The Bell Stones at Sørhella

Type: Stones connected to legends
Local name: Klukkarsteinadn

County: Innlandet
Municipality: Nord-Aurdal
Location: Steinsetbygdvegen, near Sørhelltjernet

From Fagernes you will find the stones on the west side of Steinsetbygdvegen, about three km from the exit to Leirin Airport. 300 meters from a cattle grid by the pond Sørhella, a road turns off westwards, and north of this cross several boulders are clearly visible. (On norgeskart.no and other maps ‘Klukkarstein’ is erroneously marked 150 meters north of the right location)

Ten to eleven large boulders, partly covered by vegetation, are located by the road. The blocks are up to four meters high and cover an area of approximately 10 x 12 meters.

Cultural history and tradition
This is not one boulder, but several, and they are referred to in the plural, as Klukkarsteinadn. They have several legends attached to them, and common to the legends is that they are about the Skrautvål Church, since this area previously belonged to Skrautvål parish. It is said that the church bells from Skrautvål can be heard all the way here, especially when the weather allows it. Kari Borgny Fjelltun has collected the legends, which are reproduced in the book Skrautvål sokn synna skogen.

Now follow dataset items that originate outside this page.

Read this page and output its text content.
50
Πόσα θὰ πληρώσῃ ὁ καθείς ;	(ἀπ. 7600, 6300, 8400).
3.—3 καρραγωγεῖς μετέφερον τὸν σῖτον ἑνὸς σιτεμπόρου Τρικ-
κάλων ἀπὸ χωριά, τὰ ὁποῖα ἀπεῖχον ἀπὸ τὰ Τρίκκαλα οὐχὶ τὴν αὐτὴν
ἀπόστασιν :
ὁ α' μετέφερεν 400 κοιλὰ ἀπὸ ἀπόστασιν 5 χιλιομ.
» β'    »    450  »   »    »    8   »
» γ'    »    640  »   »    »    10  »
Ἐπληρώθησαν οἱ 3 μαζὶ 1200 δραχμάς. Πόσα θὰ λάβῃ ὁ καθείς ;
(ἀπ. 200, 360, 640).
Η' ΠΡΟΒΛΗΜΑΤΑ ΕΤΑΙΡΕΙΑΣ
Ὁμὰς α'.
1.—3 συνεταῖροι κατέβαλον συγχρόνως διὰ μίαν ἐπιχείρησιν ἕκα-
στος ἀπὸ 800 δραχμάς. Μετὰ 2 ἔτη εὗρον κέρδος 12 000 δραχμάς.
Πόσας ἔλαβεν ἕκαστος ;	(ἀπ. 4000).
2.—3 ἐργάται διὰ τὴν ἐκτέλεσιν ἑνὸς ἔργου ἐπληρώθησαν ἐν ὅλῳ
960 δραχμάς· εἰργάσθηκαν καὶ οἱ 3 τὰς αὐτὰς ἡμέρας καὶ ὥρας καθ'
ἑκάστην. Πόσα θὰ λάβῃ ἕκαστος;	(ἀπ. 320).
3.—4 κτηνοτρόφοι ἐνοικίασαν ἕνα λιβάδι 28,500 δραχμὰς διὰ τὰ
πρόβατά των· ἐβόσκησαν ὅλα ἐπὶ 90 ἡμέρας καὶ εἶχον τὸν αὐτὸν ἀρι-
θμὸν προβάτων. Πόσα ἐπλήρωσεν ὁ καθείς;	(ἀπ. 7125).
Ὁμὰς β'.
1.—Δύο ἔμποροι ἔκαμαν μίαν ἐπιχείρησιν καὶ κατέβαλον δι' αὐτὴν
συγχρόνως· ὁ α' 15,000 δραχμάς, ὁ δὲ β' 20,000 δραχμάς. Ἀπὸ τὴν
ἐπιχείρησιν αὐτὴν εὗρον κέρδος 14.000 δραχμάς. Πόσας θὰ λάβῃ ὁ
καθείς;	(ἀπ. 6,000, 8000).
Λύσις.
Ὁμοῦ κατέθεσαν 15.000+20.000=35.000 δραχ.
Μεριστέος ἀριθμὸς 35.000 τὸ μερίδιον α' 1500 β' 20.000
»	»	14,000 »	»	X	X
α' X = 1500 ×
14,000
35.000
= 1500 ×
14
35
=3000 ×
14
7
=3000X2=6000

One of the legends says that the stones move when the bells ring for mass in the Skrautvål Church. The reason is that a troll exploded in this place. The troll, who may have come from Søljehøvda, was on its way to the Skrautvål Church, but when it almost reached Sørhellbekken (The Brook Sørhell) the sun rose, and thus the troll cracked and was turned into many large stones. Another legend is about a girl from Raneisbygda who was taken by the Huldre people (underearthly beings) next to some large boulders by Sørhellbekken (The Brook Sørhell). To save the girl, the people from the village rang the church bells from the Skrautvål Church, and they rang so loud that the boulders cracked and became the stones that lie there today. A third version says that a bridal procession on the way to the church in Skrautvål was bewitched at this place, and everyone were turned into stones. ‘In the rocks one should see the bride and groom, and also count how many guests were in the bridal procession. When the church bells ring, you can still see that the stones are moving, maybe to escape from the enchantment “, writes Kari Borgny Fjelltun. Another informant says that the largest of the stones was the priest, while the smaller stones were the congregation.